7. Pour annuler la note de service en litige, les premiers juges ont considéré que le dispositif de classification des métiers permettant d'associer à chacun d'eux un grade-cible auquel l'agent qui exerce ce métier peut être en mesure de prétendre conduit en pratique à interdire l'avancement des agents ayant atteint leur grade-cible, et donc à écarter la prise en compte de leur valeur professionnelle et des acquis de leur expérience professionnelle, critères prépondérants de l'avancement de grade au choix prévu par l'article 69 précité.
8. Pour critiquer ce jugement, le centre hospitalier Métropole Savoie soutient que l'avancement au grade-cible se fonde sur une objectivation de la manière de servir des agents. Toutefois, le grade-cible étant défini au niveau de l'établissement, en fonction du poste occupé, le dispositif consistant à définir pour les agents qui l'exercent un grade-cible auquel ils peuvent prétendre consacre bien, contrairement à ce qu'il soutient, un critère de " l'emploi occupé ", indépendamment de l'appréciation de leur valeur professionnelle. Et si le centre hospitalier requérant fait valoir que l'agent qui a atteint son grade-cible peut toujours progresser notamment au regard des compétences cibles ou de la fin de carrière, il ne conteste pas sérieusement que ce mécanisme aura pour effet de favoriser l'avancement de grade d'un agent dont le grade type n'a pas été atteint, au détriment d'un agent dont le grade type aura été atteint, sans se fonder sur sa valeur professionnelle et les acquis de son expérience professionnelle. Dès lors, comme l'ont relevé les premiers juges, ce mécanisme d'avancement méconnaît les dispositions de l'article 69 de la loi du 9 janvier 1986, quand bien même la note de service en litige rappelle que " la valeur professionnelle des agents est au cœur de la démarche d'avancement ".
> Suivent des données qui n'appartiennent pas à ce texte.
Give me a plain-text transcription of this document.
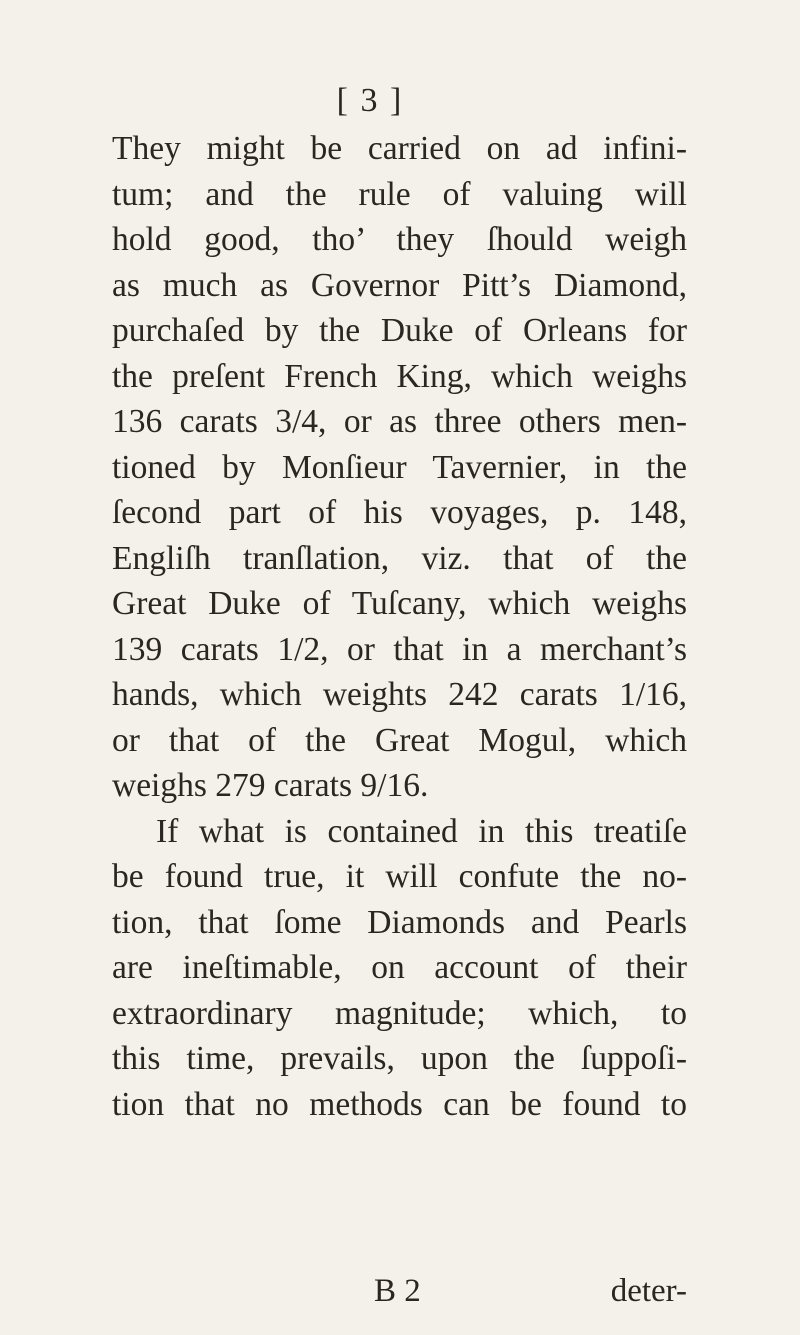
[ 3 ]
They might be carried on ad infini-
tum; and the rule of valuing will
hold good, tho’ they ſhould weigh
as much as Governor Pitt’s Diamond,
purchaſed by the Duke of Orleans for
the preſent French King, which weighs
136 carats 3/4, or as three others men-
tioned by Monſieur Tavernier, in the
ſecond part of his voyages, p. 148,
Engliſh tranſlation, viz. that of the
Great Duke of Tuſcany, which weighs
139 carats 1/2, or that in a merchant’s
hands, which weights 242 carats 1/16,
or that of the Great Mogul, which
weighs 279 carats 9/16.
If what is contained in this treatiſe
be found true, it will confute the no-
tion, that ſome Diamonds and Pearls
are ineſtimable, on account of their
extraordinary magnitude; which, to
this time, prevails, upon the ſuppoſi-
tion that no methods can be found to
B 2	deter-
9. Il résulte de tout ce qui précède que le centre hospitalier Métropole Savoie n'est pas fondé à soutenir que c'est à tort que, par le jugement attaqué, le tribunal administratif de Grenoble a annulé la note de service diffusée en juillet 2019 définissant les critères de choix de l'avancement de grade de la filière ouvrière et technique de la fonction publique hospitalière.
Sur les frais liés au litige :
10. Les dispositions de l'article L. 761-1 du code de justice administrative font obstacle à ce que la somme que le centre hospitalier Métropole Savoie demande au titre des frais qu'il a exposés soit mise à la charge du syndicat, qui n'est pas partie perdante. En application de ces mêmes dispositions, il y a lieu, dans les circonstances de l'espèce, de mettre à la charge du centre hospitalier Métropole Savoie le versement d'une somme de 2 000 euros au titre des frais exposés par le syndicat Force ouvrière du centre hospitalier Métropole Savoie.
D E C I D E :
Article 1er : La requête du centre hospitalier Métropole Savoie est rejetée.
Article 2 : Le centre hospitalier Métropole Savoie versera une somme de 2 000 euros au syndicat Force ouvrière du centre hospitalier Métropole Savoie au titre de l'article L. 761-1 du code de justice administrative.
Article 3 : Le présent arrêt sera notifié au centre hospitalier Métropole Savoie et au syndicat Force ouvrière du centre hospitalier Savoie Métropole.
Délibéré après l'audience du 12 mars 2024 à laquelle siégeaient :
M. Jean-Yves Tallec, président,
Mme Emilie Felmy, présidente-assesseure,
Mme Bénédicte Lordonné, première conseillère.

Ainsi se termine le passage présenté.